The S3 SLA is broken (and how to fix it)
At approximately 2009-01-14 05:26, Amazon's Simple Storage Service suffered some form of internal failure, resulting in a sharp increase in the rate of request failures. According to Amazon, there were "increased error rates"; according to my logs, 100% of the PUT requests the tarsnap server made to S3 failed. For somewhat more than half an hour (I don't know the exact duration) it was impossible for the tarsnap server to store any data to S3, effectively putting it out of service as far as storing backups was concerned; and presumably other S3 users met a similar fate.At approximately 2009-01-16 15:20, the S3 PUT error rate jumped from its usual level of less than 0.1% up to roughly 1%; and as I write this, the error rate remains at that elevated level. However, the tarsnap server, like all well-designed S3-using applications, retries failed PUTs, so aside from a very slight increase in effective request latency, this prolonged period of elevated error rates has had no effect on tarsnap whatsoever; nor, presumably, has it had any significant impact on any other well-designed S3-using applications.
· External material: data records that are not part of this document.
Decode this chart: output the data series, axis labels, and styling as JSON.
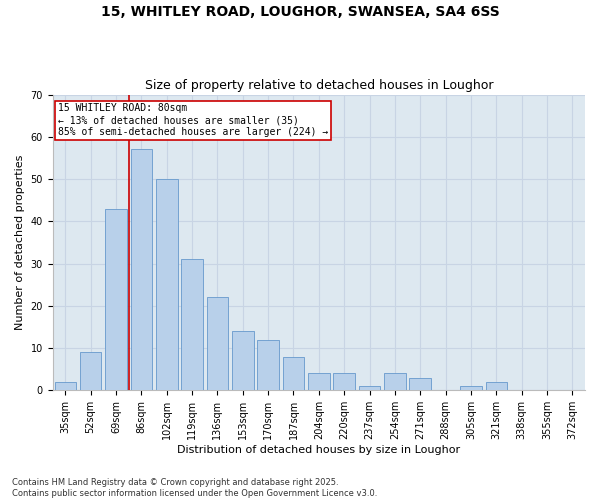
{
  "title_line1": "15, WHITLEY ROAD, LOUGHOR, SWANSEA, SA4 6SS",
  "title_line2": "Size of property relative to detached houses in Loughor",
  "xlabel": "Distribution of detached houses by size in Loughor",
  "ylabel": "Number of detached properties",
  "categories": [
    "35sqm",
    "52sqm",
    "69sqm",
    "86sqm",
    "102sqm",
    "119sqm",
    "136sqm",
    "153sqm",
    "170sqm",
    "187sqm",
    "204sqm",
    "220sqm",
    "237sqm",
    "254sqm",
    "271sqm",
    "288sqm",
    "305sqm",
    "321sqm",
    "338sqm",
    "355sqm",
    "372sqm"
  ],
  "values": [
    2,
    9,
    43,
    57,
    50,
    31,
    22,
    14,
    12,
    8,
    4,
    4,
    1,
    4,
    3,
    0,
    1,
    2,
    0,
    0,
    0
  ],
  "bar_color": "#b8d0ea",
  "bar_edge_color": "#6699cc",
  "grid_color": "#c8d4e4",
  "bg_color": "#dde8f0",
  "annotation_text": "15 WHITLEY ROAD: 80sqm\n← 13% of detached houses are smaller (35)\n85% of semi-detached houses are larger (224) →",
  "annotation_box_color": "#ffffff",
  "annotation_border_color": "#cc0000",
  "vline_color": "#cc0000",
  "ylim": [
    0,
    70
  ],
  "yticks": [
    0,
    10,
    20,
    30,
    40,
    50,
    60,
    70
  ],
  "footnote": "Contains HM Land Registry data © Crown copyright and database right 2025.\nContains public sector information licensed under the Open Government Licence v3.0.",
  "title_fontsize": 10,
  "subtitle_fontsize": 9,
  "label_fontsize": 8,
  "tick_fontsize": 7,
  "annot_fontsize": 7,
  "footnote_fontsize": 6
}
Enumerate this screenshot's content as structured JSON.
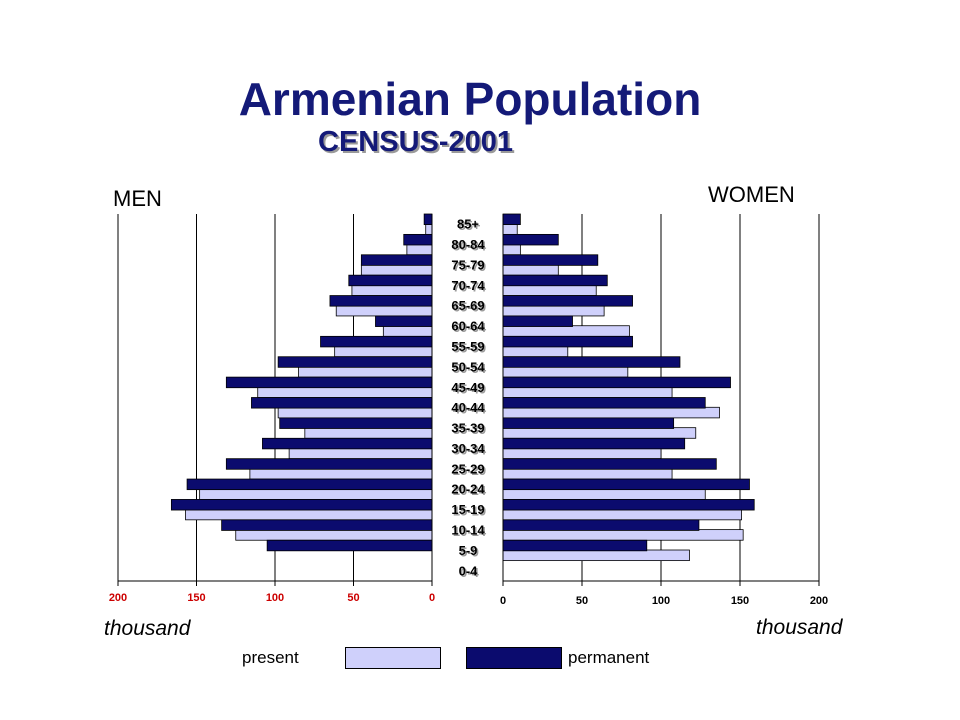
{
  "title": "Armenian Population",
  "subtitle": "CENSUS-2001",
  "men_label": "MEN",
  "women_label": "WOMEN",
  "unit_left": "thousand",
  "unit_right": "thousand",
  "legend": {
    "present_label": "present",
    "permanent_label": "permanent",
    "present_color": "#cfd0fb",
    "permanent_color": "#0b0b6e"
  },
  "colors": {
    "title": "#141a78",
    "men_ticks": "#cc0000",
    "women_ticks": "#000000"
  },
  "chart_data": {
    "type": "bar",
    "orientation": "horizontal-population-pyramid",
    "categories": [
      "85+",
      "80-84",
      "75-79",
      "70-74",
      "65-69",
      "60-64",
      "55-59",
      "50-54",
      "45-49",
      "40-44",
      "35-39",
      "30-34",
      "25-29",
      "20-24",
      "15-19",
      "10-14",
      "5-9",
      "0-4"
    ],
    "men": {
      "series": [
        {
          "name": "permanent",
          "values": [
            5,
            18,
            45,
            53,
            65,
            36,
            71,
            98,
            131,
            115,
            97,
            108,
            131,
            156,
            166,
            134,
            105,
            0
          ]
        },
        {
          "name": "present",
          "values": [
            4,
            16,
            45,
            51,
            61,
            31,
            62,
            85,
            111,
            98,
            81,
            91,
            116,
            148,
            157,
            125,
            0,
            0
          ]
        }
      ],
      "xlim": [
        200,
        0
      ],
      "ticks": [
        200,
        150,
        100,
        50,
        0
      ]
    },
    "women": {
      "series": [
        {
          "name": "permanent",
          "values": [
            11,
            35,
            60,
            66,
            82,
            44,
            82,
            112,
            144,
            128,
            108,
            115,
            135,
            156,
            159,
            124,
            91,
            0
          ]
        },
        {
          "name": "present",
          "values": [
            9,
            11,
            35,
            59,
            64,
            80,
            41,
            79,
            107,
            137,
            122,
            100,
            107,
            128,
            151,
            152,
            118,
            0
          ]
        }
      ],
      "xlim": [
        0,
        200
      ],
      "ticks": [
        0,
        50,
        100,
        150,
        200
      ]
    },
    "grid": true
  }
}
According to the S3 Service Level Agreement, these two outages -- one which rendered applications inoperative for half an hour, and the other which had little or no impact -- are equal in severity.
This peculiar situation is caused by the overly simplistic form which the SLA takes: It provides a guarantee on the average Error Rate, completely neglecting to consider the fact that -- given that applications can retry failures -- the impact of errors is a very non-linear function of the error rate. I observed no outages in S3 during December 2008, yet even without using tricks which can be used to arficially raise the computed error rate, the occasional failures which result from S3's nature as a distributed system -- failures which occur by design -- were enough that the error rate I experienced (as computed in accordance with the SLA) was 0.098% -- just barely short of the 0.1% which would have triggered a refund. At the same time, 0.1% of a month is 40-44 minutes (depending on the number of days in the month), so if S3 failed completely for 30 minutes but every request made outside of that interval succeeded, nobody would get a refund under the SLA.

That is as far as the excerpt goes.